Booker T. Washington: once a slave, beat down and told he could do nothing, accomplish nothing; now an example to all men, white and colored, raised above others. Why? Hard work and a desire to do good in this world. He accomplished more than a lot, from getting into a school by sweeping and cleaning a room, to teaching at a night school, to starting Tuskegee, to speaking at huge events at which no black man had ever spoken. He met great men, did great things, built a great community, and loved greatly.

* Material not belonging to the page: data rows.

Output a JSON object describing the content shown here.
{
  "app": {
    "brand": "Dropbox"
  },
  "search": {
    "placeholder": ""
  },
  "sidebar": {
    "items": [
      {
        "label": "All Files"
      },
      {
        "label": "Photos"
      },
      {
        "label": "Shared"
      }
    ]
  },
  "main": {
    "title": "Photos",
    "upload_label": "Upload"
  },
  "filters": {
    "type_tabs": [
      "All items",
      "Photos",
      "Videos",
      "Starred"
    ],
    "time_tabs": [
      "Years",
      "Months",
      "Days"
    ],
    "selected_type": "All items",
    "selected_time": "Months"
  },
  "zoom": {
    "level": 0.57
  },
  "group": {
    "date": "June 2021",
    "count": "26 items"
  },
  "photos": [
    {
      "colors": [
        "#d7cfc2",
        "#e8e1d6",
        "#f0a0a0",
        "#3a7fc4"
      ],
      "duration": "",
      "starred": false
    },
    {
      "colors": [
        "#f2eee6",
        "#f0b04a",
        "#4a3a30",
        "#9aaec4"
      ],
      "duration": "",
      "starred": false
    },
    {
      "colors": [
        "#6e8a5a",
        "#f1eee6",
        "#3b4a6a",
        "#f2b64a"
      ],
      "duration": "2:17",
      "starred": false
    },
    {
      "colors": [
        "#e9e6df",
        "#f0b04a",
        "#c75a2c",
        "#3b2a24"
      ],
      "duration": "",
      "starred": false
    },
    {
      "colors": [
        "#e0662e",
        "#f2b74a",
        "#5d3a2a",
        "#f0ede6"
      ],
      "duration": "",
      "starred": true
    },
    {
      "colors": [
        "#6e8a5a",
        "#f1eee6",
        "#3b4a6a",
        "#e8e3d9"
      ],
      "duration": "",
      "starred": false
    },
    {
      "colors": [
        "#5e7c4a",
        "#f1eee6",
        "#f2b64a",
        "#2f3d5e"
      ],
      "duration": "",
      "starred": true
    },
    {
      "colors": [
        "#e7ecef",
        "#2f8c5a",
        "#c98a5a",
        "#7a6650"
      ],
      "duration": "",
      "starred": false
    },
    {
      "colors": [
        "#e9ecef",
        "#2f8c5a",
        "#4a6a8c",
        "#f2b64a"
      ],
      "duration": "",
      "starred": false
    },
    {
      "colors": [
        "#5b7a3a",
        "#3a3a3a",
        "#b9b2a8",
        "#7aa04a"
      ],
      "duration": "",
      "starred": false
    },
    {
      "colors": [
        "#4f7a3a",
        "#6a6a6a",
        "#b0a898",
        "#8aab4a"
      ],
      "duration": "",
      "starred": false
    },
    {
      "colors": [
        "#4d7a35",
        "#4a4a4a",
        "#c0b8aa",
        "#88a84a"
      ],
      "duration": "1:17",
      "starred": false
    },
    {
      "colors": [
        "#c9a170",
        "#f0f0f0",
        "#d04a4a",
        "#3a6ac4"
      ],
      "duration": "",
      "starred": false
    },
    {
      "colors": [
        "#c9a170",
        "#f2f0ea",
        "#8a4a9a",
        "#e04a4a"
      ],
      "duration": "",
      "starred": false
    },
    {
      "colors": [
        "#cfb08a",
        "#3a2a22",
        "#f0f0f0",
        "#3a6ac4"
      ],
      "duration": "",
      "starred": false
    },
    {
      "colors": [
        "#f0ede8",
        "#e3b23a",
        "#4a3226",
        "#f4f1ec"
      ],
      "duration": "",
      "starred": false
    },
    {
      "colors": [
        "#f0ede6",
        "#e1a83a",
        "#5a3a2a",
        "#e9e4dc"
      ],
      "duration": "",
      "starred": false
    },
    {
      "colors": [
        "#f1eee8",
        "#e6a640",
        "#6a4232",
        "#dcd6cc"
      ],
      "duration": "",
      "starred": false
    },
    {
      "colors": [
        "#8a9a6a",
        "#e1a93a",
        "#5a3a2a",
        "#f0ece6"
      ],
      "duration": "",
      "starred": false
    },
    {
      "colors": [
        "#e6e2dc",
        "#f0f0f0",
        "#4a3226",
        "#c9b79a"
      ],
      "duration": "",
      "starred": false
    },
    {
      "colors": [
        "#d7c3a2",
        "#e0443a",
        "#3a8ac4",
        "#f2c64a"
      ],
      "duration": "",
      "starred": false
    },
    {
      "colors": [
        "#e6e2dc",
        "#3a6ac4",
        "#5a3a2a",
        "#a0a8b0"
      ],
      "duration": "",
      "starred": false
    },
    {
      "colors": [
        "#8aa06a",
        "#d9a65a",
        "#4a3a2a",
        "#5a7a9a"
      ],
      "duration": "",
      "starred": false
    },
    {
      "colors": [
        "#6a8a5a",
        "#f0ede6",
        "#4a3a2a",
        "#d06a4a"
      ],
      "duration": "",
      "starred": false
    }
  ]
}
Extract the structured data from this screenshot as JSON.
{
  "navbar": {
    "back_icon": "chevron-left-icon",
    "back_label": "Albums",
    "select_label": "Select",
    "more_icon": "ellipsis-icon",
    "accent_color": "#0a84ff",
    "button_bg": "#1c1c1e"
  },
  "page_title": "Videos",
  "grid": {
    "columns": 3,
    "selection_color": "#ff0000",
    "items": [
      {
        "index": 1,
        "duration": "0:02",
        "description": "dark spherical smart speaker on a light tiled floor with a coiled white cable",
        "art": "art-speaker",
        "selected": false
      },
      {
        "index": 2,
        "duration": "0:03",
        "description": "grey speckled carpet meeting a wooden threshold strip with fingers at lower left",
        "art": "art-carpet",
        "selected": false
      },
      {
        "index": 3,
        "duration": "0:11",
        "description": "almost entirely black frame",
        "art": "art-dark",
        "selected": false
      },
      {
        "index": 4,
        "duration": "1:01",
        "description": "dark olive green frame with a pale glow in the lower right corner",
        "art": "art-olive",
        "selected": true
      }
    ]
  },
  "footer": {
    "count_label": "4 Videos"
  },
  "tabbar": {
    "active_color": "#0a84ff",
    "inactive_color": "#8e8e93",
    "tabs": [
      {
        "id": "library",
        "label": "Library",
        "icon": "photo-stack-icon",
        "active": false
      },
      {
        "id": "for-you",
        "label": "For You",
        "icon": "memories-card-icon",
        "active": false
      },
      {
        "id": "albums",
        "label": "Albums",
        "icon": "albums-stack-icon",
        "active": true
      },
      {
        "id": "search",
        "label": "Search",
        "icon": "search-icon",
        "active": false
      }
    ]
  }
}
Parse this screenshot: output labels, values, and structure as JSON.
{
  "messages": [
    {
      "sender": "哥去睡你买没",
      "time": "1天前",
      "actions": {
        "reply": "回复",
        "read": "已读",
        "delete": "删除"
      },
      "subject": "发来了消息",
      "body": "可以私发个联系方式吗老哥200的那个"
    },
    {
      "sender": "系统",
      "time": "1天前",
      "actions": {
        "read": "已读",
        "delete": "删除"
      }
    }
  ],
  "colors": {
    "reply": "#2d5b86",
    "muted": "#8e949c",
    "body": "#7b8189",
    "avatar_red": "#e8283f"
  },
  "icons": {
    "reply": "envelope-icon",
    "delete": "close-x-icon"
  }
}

He wrote this autobiography about his truly great life. He wrote it simply, giving facts in a very interesting way (one thing that he felt was important while giving speeches). I had a hard time staying interested because I was very busy while reading it and felt like I had to rush to get it done. However, I liked it enough to know that I'll read it again in a less-busy time and really immerse myself in it. There's so much to learn, so much to discover in a life like Washington's. While reading it I couldn't help but be thankful for everything in my life. I was born with many luxuries given to me. Booker T. Washington started out with the clothes on his back and a dirt floor to sleep on. Education was a piece of paradise to him; food was a luxury beyond all comparison. I have always had both of those, in abundance.
One word to describe this book would be thankful. Not the word I would normally use to describe a book, but really, it is. Booker T. Washington's thanks resonates throughout the whole story. Even when he was hungry and on the streets - I could almost taste his thanks whenever he'd receive a meal or a warm place to stay.
Wonderful. Recommended to all who love a good autobiography, and even to those who don't.